Nothing earth shattering. But of course I felt sad. More so outdoors. Elizabeth reminds me of how I am particularly sensitive now b/c Ben is at war, and it's true. I find myself fixated on disaster, death, war, and conflict everywhere. I was walking away from the memorial, thinking about how I've felt sad a lot here, in relation to learning more and more about NI's history.

[This is one half of an ad.] So to deal with my sadness, I walked straight into a store. Eleanor had recommended it b/c it has very nice food, and when I got upstairs, I saw she was right. Very pricey nice food. But I found a box of chocolate chips and got that, and walked back to the studio with a pink bag full of cookies.
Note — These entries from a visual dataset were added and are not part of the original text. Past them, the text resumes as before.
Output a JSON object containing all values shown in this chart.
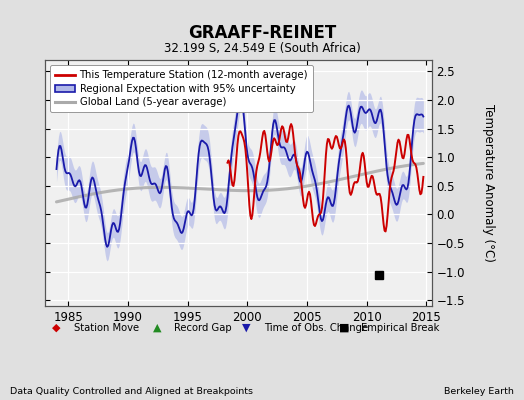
{
  "title": "GRAAFF-REINET",
  "subtitle": "32.199 S, 24.549 E (South Africa)",
  "ylabel": "Temperature Anomaly (°C)",
  "xlim": [
    1983.0,
    2015.5
  ],
  "ylim": [
    -1.6,
    2.7
  ],
  "yticks": [
    -1.5,
    -1.0,
    -0.5,
    0.0,
    0.5,
    1.0,
    1.5,
    2.0,
    2.5
  ],
  "xticks": [
    1985,
    1990,
    1995,
    2000,
    2005,
    2010,
    2015
  ],
  "bg_color": "#e0e0e0",
  "plot_bg_color": "#f0f0f0",
  "grid_color": "#ffffff",
  "red_line_color": "#cc0000",
  "blue_line_color": "#1a1aaa",
  "blue_fill_color": "#b0b8e8",
  "gray_line_color": "#aaaaaa",
  "empirical_break_year": 2011.0,
  "empirical_break_y": -1.05,
  "footer_left": "Data Quality Controlled and Aligned at Breakpoints",
  "footer_right": "Berkeley Earth"
}
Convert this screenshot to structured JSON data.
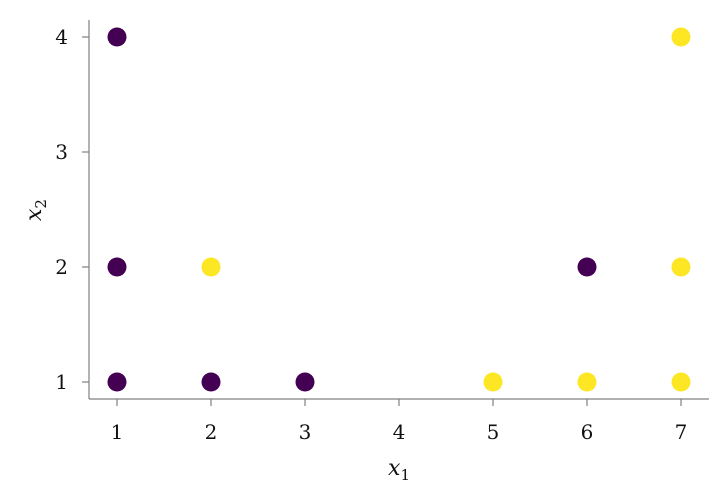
{
  "chart_data": {
    "type": "scatter",
    "title": "",
    "xlabel": {
      "base": "x",
      "sub": "1"
    },
    "ylabel": {
      "base": "x",
      "sub": "2"
    },
    "xlim": [
      0.7,
      7.3
    ],
    "ylim": [
      0.85,
      4.15
    ],
    "xticks": [
      "1",
      "2",
      "3",
      "4",
      "5",
      "6",
      "7"
    ],
    "yticks": [
      "1",
      "2",
      "3",
      "4"
    ],
    "grid": false,
    "colors": {
      "class_0": "#440154",
      "class_1": "#fde725"
    },
    "points": [
      {
        "x": 1,
        "y": 4,
        "class": 0
      },
      {
        "x": 1,
        "y": 2,
        "class": 0
      },
      {
        "x": 1,
        "y": 1,
        "class": 0
      },
      {
        "x": 2,
        "y": 1,
        "class": 0
      },
      {
        "x": 3,
        "y": 1,
        "class": 0
      },
      {
        "x": 6,
        "y": 2,
        "class": 0
      },
      {
        "x": 2,
        "y": 2,
        "class": 1
      },
      {
        "x": 5,
        "y": 1,
        "class": 1
      },
      {
        "x": 6,
        "y": 1,
        "class": 1
      },
      {
        "x": 7,
        "y": 1,
        "class": 1
      },
      {
        "x": 7,
        "y": 2,
        "class": 1
      },
      {
        "x": 7,
        "y": 4,
        "class": 1
      }
    ]
  }
}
And then I emailed Ben to tell him about it: exactly the title of this post.

But I did get to work in the studio until a little past five, and met two more artists. I corded this tiny ball of hanji--it had been ready for me about two days after I arrived, and I would carry it with me but I was dreading the work. I finally bucked down and did it today, though my back is now very unhappy with me. I walked back home and am somehow still up to my eyeballs in work. How did I get so busy already?

1 comment:

  1. wow--books of condolences. sounds so right. sorrow.